Forward pass the input through the network, calculate the loss, and perform backpropagation. Update the weights of the network using the chosen optimizer.

In [8]:
def train(model, epochs, train_loader, loss_fn, optimizer):
    model.train()  # Set the model to training mode
    total_loss = 0
    for epoch in range(epochs):
        for batch in train_loader:
            # Assuming your batch is a tuple (data, targets)
            data, targets = batch

            # Forward pass
            output = model(data)

            # Compute the loss
            loss = loss_fn(output, targets)

            # Backward pass and optimize
            optimizer.zero_grad()
            loss.backward()
            optimizer.step()

            total_loss += loss.item()
        print(f'Finished epoch {epoch + 1}, latest loss {loss}')
    # Return average loss
    return total_loss / len(train_loader)

In [9]:
average_loss = train(model, 10, train_loader, loss_fn, optimizer)

print("The average loss is: ", average_loss)

Finished epoch 1, latest loss 0.18443210422992706
Finished epoch 2, latest loss 0.1391804814338684
Finished epoch 3, latest loss 0.1525273621082306
Finished epoch 4, latest loss 0.017943955957889557
Finished epoch 5, latest loss 0.018885096535086632
Finished epoch 6, latest loss 0.11280129104852676
Finished epoch 7, latest loss 0.04102528840303421
Finished epoch 8, latest loss 0.02543696202337742
Finished epoch 9, latest loss 0.030377862975001335
Finished epoch 10, latest loss 0.0013342633610591292
The average loss is:  0.8162300818092771


5. **Testing**: Evaluate the trained model on the test set. Calculate the accuracy of the model.

In [10]:
def predict(model, dataloader, num_predictions=10):
    model.eval()  # Set the model to evaluation mode
    all_predictions = []
    all_actuals = []

    with torch.no_grad():  # Disable gradient computations
        for i, batch in enumerate(dataloader):
            # Assuming your batch is a tuple (data, targets)
            data, targets = batch

            output = model(data)
            _, predicted = torch.max(output, dim=1)  # Get the predicted class

            all_predictions.extend(predicted.tolist())
            all_actuals.extend(targets.tolist())

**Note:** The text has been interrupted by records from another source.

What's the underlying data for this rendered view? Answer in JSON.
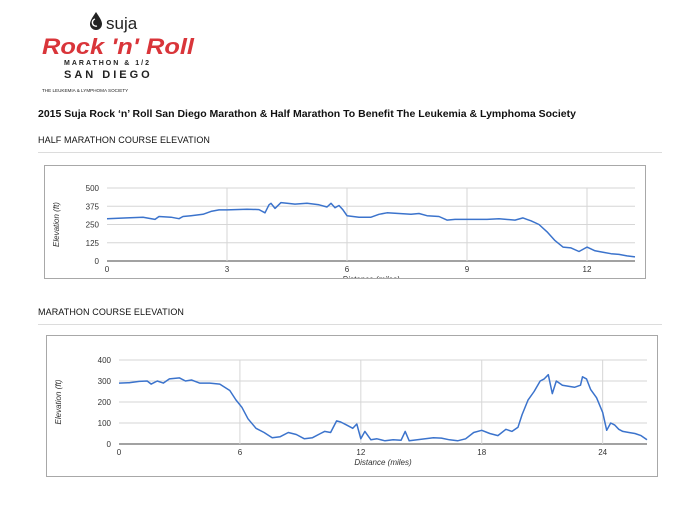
{
  "logo": {
    "brand": "suja",
    "name_line1": "Rock 'n' Roll",
    "name_line2": "MARATHON & 1/2",
    "name_line3": "SAN DIEGO",
    "charity": "THE LEUKEMIA & LYMPHOMA SOCIETY",
    "colors": {
      "red": "#d9353a",
      "dark": "#222222"
    }
  },
  "page_title": "2015 Suja Rock ‘n’ Roll San Diego Marathon & Half Marathon To Benefit The Leukemia & Lymphoma Society",
  "half_section_title": "HALF MARATHON COURSE ELEVATION",
  "full_section_title": "MARATHON COURSE ELEVATION",
  "chart_data": [
    {
      "type": "line",
      "xlabel": "Distance (miles)",
      "ylabel": "Elevation (ft)",
      "xlim": [
        0,
        13.2
      ],
      "ylim": [
        0,
        500
      ],
      "xticks": [
        0,
        3,
        6,
        9,
        12
      ],
      "yticks": [
        0,
        125,
        250,
        375,
        500
      ],
      "grid": true,
      "line_color": "#3b73cc",
      "series": [
        {
          "x": [
            0,
            0.5,
            0.9,
            1.2,
            1.3,
            1.6,
            1.8,
            1.9,
            2.1,
            2.4,
            2.6,
            2.8,
            3.0,
            3.5,
            3.8,
            3.95,
            4.05,
            4.1,
            4.2,
            4.35,
            4.5,
            4.7,
            5.0,
            5.3,
            5.5,
            5.6,
            5.7,
            5.8,
            5.9,
            6.0,
            6.3,
            6.6,
            6.8,
            7.0,
            7.3,
            7.6,
            7.8,
            8.0,
            8.3,
            8.5,
            8.7,
            9.0,
            9.5,
            9.8,
            10.2,
            10.4,
            10.5,
            10.6,
            10.8,
            11.0,
            11.2,
            11.4,
            11.6,
            11.8,
            12.0,
            12.2,
            12.4,
            12.6,
            12.8,
            13.0,
            13.2
          ],
          "y": [
            290,
            295,
            300,
            285,
            305,
            300,
            290,
            305,
            310,
            320,
            340,
            350,
            350,
            355,
            352,
            330,
            385,
            395,
            360,
            400,
            395,
            390,
            395,
            385,
            370,
            395,
            365,
            380,
            350,
            310,
            300,
            300,
            320,
            330,
            325,
            320,
            325,
            310,
            305,
            280,
            285,
            285,
            285,
            290,
            280,
            295,
            285,
            275,
            250,
            200,
            140,
            95,
            90,
            65,
            95,
            70,
            60,
            50,
            45,
            35,
            28
          ]
        }
      ]
    },
    {
      "type": "line",
      "xlabel": "Distance (miles)",
      "ylabel": "Elevation (ft)",
      "xlim": [
        0,
        26.2
      ],
      "ylim": [
        0,
        400
      ],
      "xticks": [
        0,
        6,
        12,
        18,
        24
      ],
      "yticks": [
        0,
        100,
        200,
        300,
        400
      ],
      "grid": true,
      "line_color": "#3b73cc",
      "series": [
        {
          "x": [
            0,
            0.5,
            1.0,
            1.4,
            1.6,
            1.9,
            2.2,
            2.5,
            3.0,
            3.3,
            3.6,
            4.0,
            4.5,
            5.0,
            5.5,
            5.8,
            6.1,
            6.4,
            6.8,
            7.2,
            7.6,
            8.0,
            8.4,
            8.8,
            9.2,
            9.6,
            10.0,
            10.2,
            10.5,
            10.8,
            11.0,
            11.3,
            11.6,
            11.8,
            12.0,
            12.2,
            12.5,
            12.8,
            13.2,
            13.6,
            14.0,
            14.2,
            14.4,
            14.8,
            15.2,
            15.6,
            16.0,
            16.4,
            16.8,
            17.2,
            17.6,
            18.0,
            18.4,
            18.8,
            19.2,
            19.5,
            19.8,
            20.0,
            20.3,
            20.6,
            20.9,
            21.1,
            21.3,
            21.5,
            21.7,
            22.0,
            22.3,
            22.6,
            22.9,
            23.0,
            23.2,
            23.4,
            23.7,
            24.0,
            24.2,
            24.4,
            24.6,
            24.8,
            25.0,
            25.3,
            25.6,
            25.9,
            26.2
          ],
          "y": [
            290,
            292,
            298,
            300,
            285,
            300,
            290,
            310,
            315,
            300,
            305,
            290,
            290,
            285,
            255,
            210,
            175,
            120,
            75,
            55,
            30,
            35,
            55,
            45,
            25,
            30,
            50,
            60,
            55,
            110,
            105,
            90,
            75,
            95,
            25,
            60,
            20,
            25,
            15,
            20,
            18,
            60,
            15,
            20,
            25,
            30,
            28,
            20,
            15,
            25,
            55,
            65,
            50,
            40,
            70,
            60,
            80,
            140,
            210,
            250,
            300,
            310,
            330,
            240,
            300,
            280,
            275,
            270,
            280,
            320,
            310,
            260,
            220,
            150,
            65,
            100,
            90,
            70,
            60,
            55,
            50,
            40,
            20
          ]
        }
      ]
    }
  ]
}
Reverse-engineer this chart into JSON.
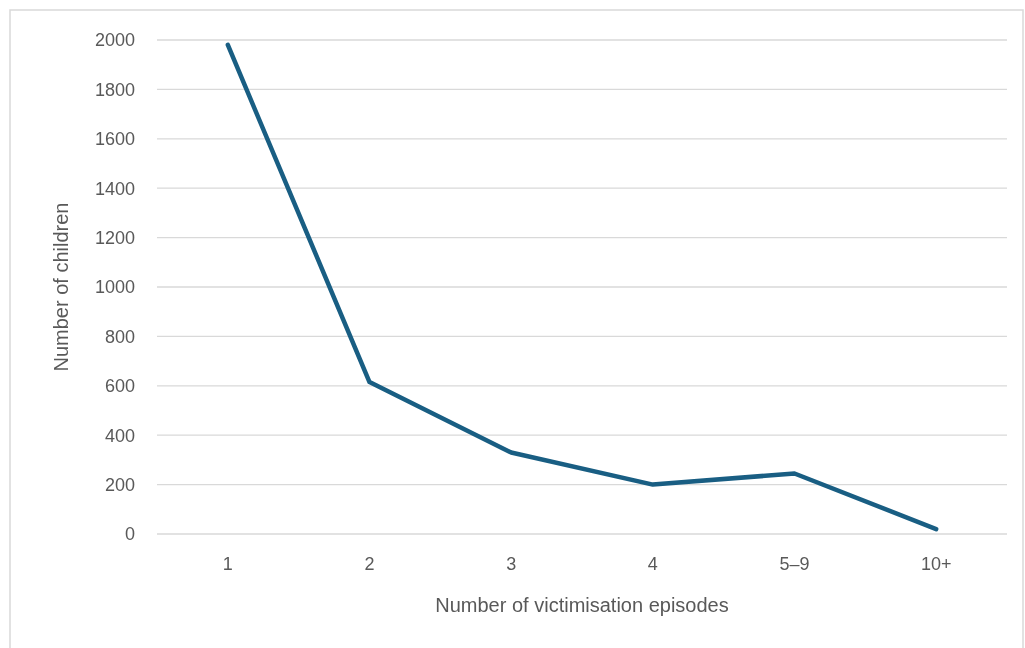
{
  "chart_data": {
    "type": "line",
    "xlabel": "Number of victimisation episodes",
    "ylabel": "Number of children",
    "categories": [
      "1",
      "2",
      "3",
      "4",
      "5–9",
      "10+"
    ],
    "series": [
      {
        "color": "#195e83",
        "values": [
          1980,
          615,
          330,
          200,
          245,
          20
        ]
      }
    ],
    "ylim": [
      0,
      2000
    ],
    "yticks": [
      0,
      200,
      400,
      600,
      800,
      1000,
      1200,
      1400,
      1600,
      1800,
      2000
    ],
    "grid": "y",
    "marker": "none",
    "line_style": "solid"
  }
}
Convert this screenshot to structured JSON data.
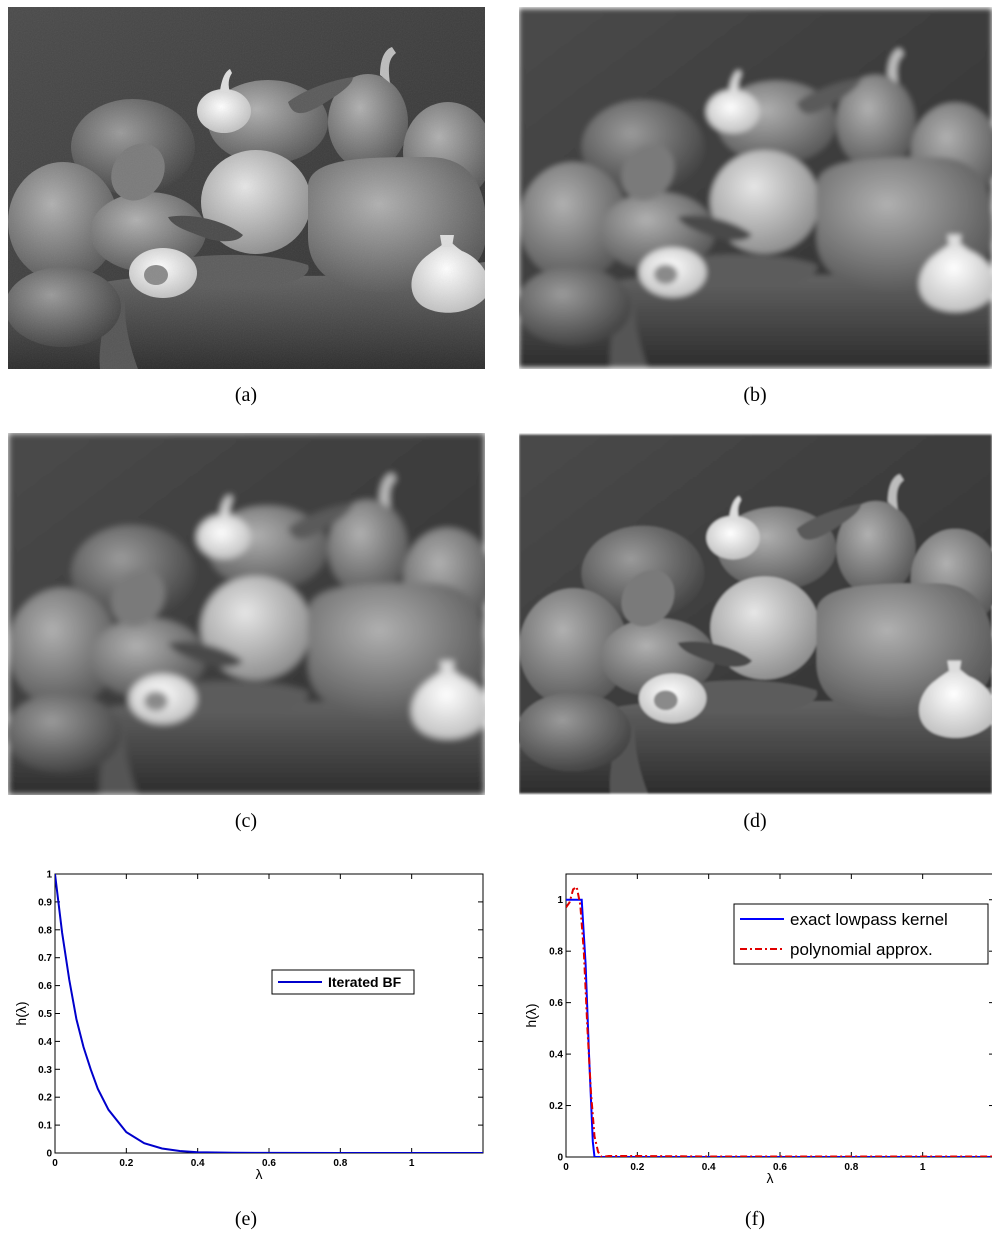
{
  "captions": {
    "a": "(a)",
    "b": "(b)",
    "c": "(c)",
    "d": "(d)",
    "e": "(e)",
    "f": "(f)"
  },
  "images": [
    {
      "id": "a",
      "content": "peppers-original-grayscale"
    },
    {
      "id": "b",
      "content": "peppers-smoothed-piecewise"
    },
    {
      "id": "c",
      "content": "peppers-smoothed-blurred"
    },
    {
      "id": "d",
      "content": "peppers-smoothed-detail"
    }
  ],
  "chart_data": [
    {
      "id": "e",
      "type": "line",
      "xlabel": "λ",
      "ylabel": "h(λ)",
      "xlim": [
        0,
        1.2
      ],
      "ylim": [
        0,
        1
      ],
      "xticks": [
        "0",
        "0.2",
        "0.4",
        "0.6",
        "0.8",
        "1"
      ],
      "xtick_values": [
        0,
        0.2,
        0.4,
        0.6,
        0.8,
        1.0
      ],
      "yticks": [
        "0",
        "0.1",
        "0.2",
        "0.3",
        "0.4",
        "0.5",
        "0.6",
        "0.7",
        "0.8",
        "0.9",
        "1"
      ],
      "ytick_values": [
        0,
        0.1,
        0.2,
        0.3,
        0.4,
        0.5,
        0.6,
        0.7,
        0.8,
        0.9,
        1.0
      ],
      "legend": "right",
      "series": [
        {
          "name": "Iterated BF",
          "color": "#0000cc",
          "style": "solid",
          "x": [
            0,
            0.02,
            0.04,
            0.06,
            0.08,
            0.1,
            0.12,
            0.15,
            0.2,
            0.25,
            0.3,
            0.35,
            0.4,
            0.5,
            0.6,
            0.8,
            1.0,
            1.2
          ],
          "y": [
            1.0,
            0.79,
            0.62,
            0.48,
            0.38,
            0.3,
            0.23,
            0.155,
            0.075,
            0.035,
            0.016,
            0.007,
            0.003,
            0.0007,
            0.0002,
            0,
            0,
            0
          ]
        }
      ]
    },
    {
      "id": "f",
      "type": "line",
      "xlabel": "λ",
      "ylabel": "h(λ)",
      "xlim": [
        0,
        1.2
      ],
      "ylim": [
        0,
        1.1
      ],
      "xticks": [
        "0",
        "0.2",
        "0.4",
        "0.6",
        "0.8",
        "1"
      ],
      "xtick_values": [
        0,
        0.2,
        0.4,
        0.6,
        0.8,
        1.0
      ],
      "yticks": [
        "0",
        "0.2",
        "0.4",
        "0.6",
        "0.8",
        "1"
      ],
      "ytick_values": [
        0,
        0.2,
        0.4,
        0.6,
        0.8,
        1.0
      ],
      "legend": "top-right",
      "series": [
        {
          "name": "exact lowpass kernel",
          "color": "#0000ff",
          "style": "solid",
          "x": [
            0,
            0.044,
            0.055,
            0.065,
            0.075,
            0.08,
            1.2
          ],
          "y": [
            1.0,
            1.0,
            0.75,
            0.38,
            0.06,
            0,
            0
          ]
        },
        {
          "name": "polynomial approx.",
          "color": "#e00000",
          "style": "dashdot",
          "x": [
            0,
            0.01,
            0.02,
            0.03,
            0.04,
            0.05,
            0.06,
            0.07,
            0.08,
            0.09,
            0.1,
            0.12,
            0.2,
            0.4,
            0.6,
            0.8,
            1.0,
            1.2
          ],
          "y": [
            0.97,
            0.99,
            1.04,
            1.05,
            0.98,
            0.8,
            0.5,
            0.25,
            0.08,
            0.02,
            0.0,
            0.004,
            0.004,
            0.002,
            0.002,
            0.002,
            0.002,
            0.002
          ]
        }
      ]
    }
  ]
}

            # Break the loop after num_predictions batches
            if i >= num_predictions - 1:
                break

    return all_predictions[:num_predictions], all_actuals[:num_predictions]

In [11]:
predictions, actuals = predict(model, test_loader, 10)
print('Predictions:', predictions[:9])
print('Actuals:', actuals[:9])

Predictions: [6, 6, 9, 9, 0, 2, 0, 5, 0]
Actuals: [6, 6, 9, 9, 0, 2, 0, 5, 0]


6. **Optimization**: Experiment with hyperparameters (learning rate, number of epochs, etc.) to optimize the model's performance. Consider adjusting the neural network architecture for better results. **Notice that you can't use the optimization algorithms from scikit-learn that we saw in lab1: e.g.,** ```GridSearchCV```.

I've tried multiple number of epochs and batch sizes. For a greater number of epochs than 0, the algorithm already starts to overfit, so 10 is a good number. The same thing applies for the number of batch sizes.
I tried with a bigger learning rate, but the training wouldn't be consistent, it won't find the minimum loss everytime.